Picture SubjectAnd for Paulson, the sin of omission was (bad pun alert) the omission of the commission — the SEC — which wasn’t privy to any of the ongoing talks between Lewis, Paulson and Bernanke. This is no surprise — former SEC chairman Chris Cox was famously on a family vacation in the Bahamas throughout the entirety of the March bailout of Bear Stearns.

Bear Stearns, of course, was another government-brokered last-minute deal in which the Treasury and the Fed are accused of arbitrarily favoring the shareholders of one bank — in that case J.P. Morgan, which bought Bear on the cheap in March with $30 billion in Fed funding — over another (Bear Stearns.) The circumstances of the Bank of America-Merrill merger are murkier: Bank of America kept control and management, while Merrill shareholders cashed out. But as with the government’s disastrous decision to let Lehman Brothers even as it propped up such a malfeasance-ridden corporation as AIG, it raises serious questions about whether the banks were treated fairly; and if they weren’t, who is to blame.

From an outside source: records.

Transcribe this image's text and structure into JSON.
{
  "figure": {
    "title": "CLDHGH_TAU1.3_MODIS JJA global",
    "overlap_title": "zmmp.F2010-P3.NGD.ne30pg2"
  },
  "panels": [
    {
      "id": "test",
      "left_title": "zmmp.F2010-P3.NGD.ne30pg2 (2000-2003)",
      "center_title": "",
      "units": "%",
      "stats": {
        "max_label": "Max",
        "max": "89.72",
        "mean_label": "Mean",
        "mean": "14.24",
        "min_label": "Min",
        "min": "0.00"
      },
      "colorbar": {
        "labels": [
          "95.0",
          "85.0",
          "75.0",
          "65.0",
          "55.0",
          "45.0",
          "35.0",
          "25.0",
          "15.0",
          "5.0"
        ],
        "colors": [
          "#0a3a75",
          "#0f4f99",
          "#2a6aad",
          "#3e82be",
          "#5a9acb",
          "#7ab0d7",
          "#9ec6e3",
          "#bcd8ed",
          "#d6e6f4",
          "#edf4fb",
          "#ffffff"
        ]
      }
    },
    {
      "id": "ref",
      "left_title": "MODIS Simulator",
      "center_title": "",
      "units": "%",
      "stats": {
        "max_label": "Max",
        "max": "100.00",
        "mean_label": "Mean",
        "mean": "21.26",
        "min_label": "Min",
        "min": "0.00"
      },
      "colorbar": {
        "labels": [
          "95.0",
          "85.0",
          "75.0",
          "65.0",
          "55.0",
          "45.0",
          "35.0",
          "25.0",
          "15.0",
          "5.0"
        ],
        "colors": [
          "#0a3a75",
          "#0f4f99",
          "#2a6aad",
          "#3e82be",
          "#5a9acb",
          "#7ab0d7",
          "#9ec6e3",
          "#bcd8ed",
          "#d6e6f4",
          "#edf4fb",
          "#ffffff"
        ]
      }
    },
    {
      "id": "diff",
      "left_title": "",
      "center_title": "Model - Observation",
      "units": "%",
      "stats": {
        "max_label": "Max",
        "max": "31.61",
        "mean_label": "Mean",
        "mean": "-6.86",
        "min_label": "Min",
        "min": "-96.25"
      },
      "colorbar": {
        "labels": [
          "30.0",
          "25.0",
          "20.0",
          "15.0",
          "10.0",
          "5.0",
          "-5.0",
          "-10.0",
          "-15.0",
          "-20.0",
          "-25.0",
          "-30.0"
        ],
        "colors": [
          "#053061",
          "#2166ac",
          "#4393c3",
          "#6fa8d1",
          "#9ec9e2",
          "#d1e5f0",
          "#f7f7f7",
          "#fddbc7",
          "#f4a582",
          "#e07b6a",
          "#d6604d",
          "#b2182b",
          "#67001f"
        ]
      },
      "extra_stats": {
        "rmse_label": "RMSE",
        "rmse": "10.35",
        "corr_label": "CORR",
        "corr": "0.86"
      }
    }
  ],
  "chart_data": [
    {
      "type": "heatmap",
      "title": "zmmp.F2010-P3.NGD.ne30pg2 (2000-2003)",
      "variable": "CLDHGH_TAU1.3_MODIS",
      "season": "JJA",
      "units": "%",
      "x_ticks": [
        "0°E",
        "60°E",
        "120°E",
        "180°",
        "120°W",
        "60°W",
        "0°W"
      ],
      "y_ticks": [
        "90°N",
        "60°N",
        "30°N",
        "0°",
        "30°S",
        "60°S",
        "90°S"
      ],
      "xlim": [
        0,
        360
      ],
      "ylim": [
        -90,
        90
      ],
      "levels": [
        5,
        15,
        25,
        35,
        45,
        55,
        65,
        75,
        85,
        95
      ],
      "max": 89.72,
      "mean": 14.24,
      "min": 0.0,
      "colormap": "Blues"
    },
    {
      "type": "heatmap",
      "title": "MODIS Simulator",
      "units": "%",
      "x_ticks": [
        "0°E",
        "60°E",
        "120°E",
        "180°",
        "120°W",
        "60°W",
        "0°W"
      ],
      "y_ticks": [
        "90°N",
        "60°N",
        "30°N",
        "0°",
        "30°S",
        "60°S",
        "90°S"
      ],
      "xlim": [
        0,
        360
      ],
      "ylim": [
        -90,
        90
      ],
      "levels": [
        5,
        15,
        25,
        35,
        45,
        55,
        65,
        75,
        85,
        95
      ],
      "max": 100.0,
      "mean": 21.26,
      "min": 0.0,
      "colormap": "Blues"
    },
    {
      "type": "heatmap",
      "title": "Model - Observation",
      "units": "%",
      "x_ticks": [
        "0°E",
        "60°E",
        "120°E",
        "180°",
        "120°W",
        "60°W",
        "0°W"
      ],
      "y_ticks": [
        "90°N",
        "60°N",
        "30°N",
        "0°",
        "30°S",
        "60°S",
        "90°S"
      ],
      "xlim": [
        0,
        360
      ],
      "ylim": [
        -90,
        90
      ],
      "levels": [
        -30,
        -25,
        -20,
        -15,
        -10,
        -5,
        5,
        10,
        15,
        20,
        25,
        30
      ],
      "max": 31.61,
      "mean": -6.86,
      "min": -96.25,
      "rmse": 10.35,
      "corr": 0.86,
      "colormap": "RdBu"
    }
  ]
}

Certainly, that seems to be where Cuomo’s investigation is ultimately headed: earlier this week TARP watchdog Neil Barofsky, who has been probing the bonuses in coordination with Cuomo since January, wrote in his progress report that the Merrill bonus investigation had “expanded to examine broadly Treasury’s decision making regarding the first nine institutions to be considered for funding under TARP.”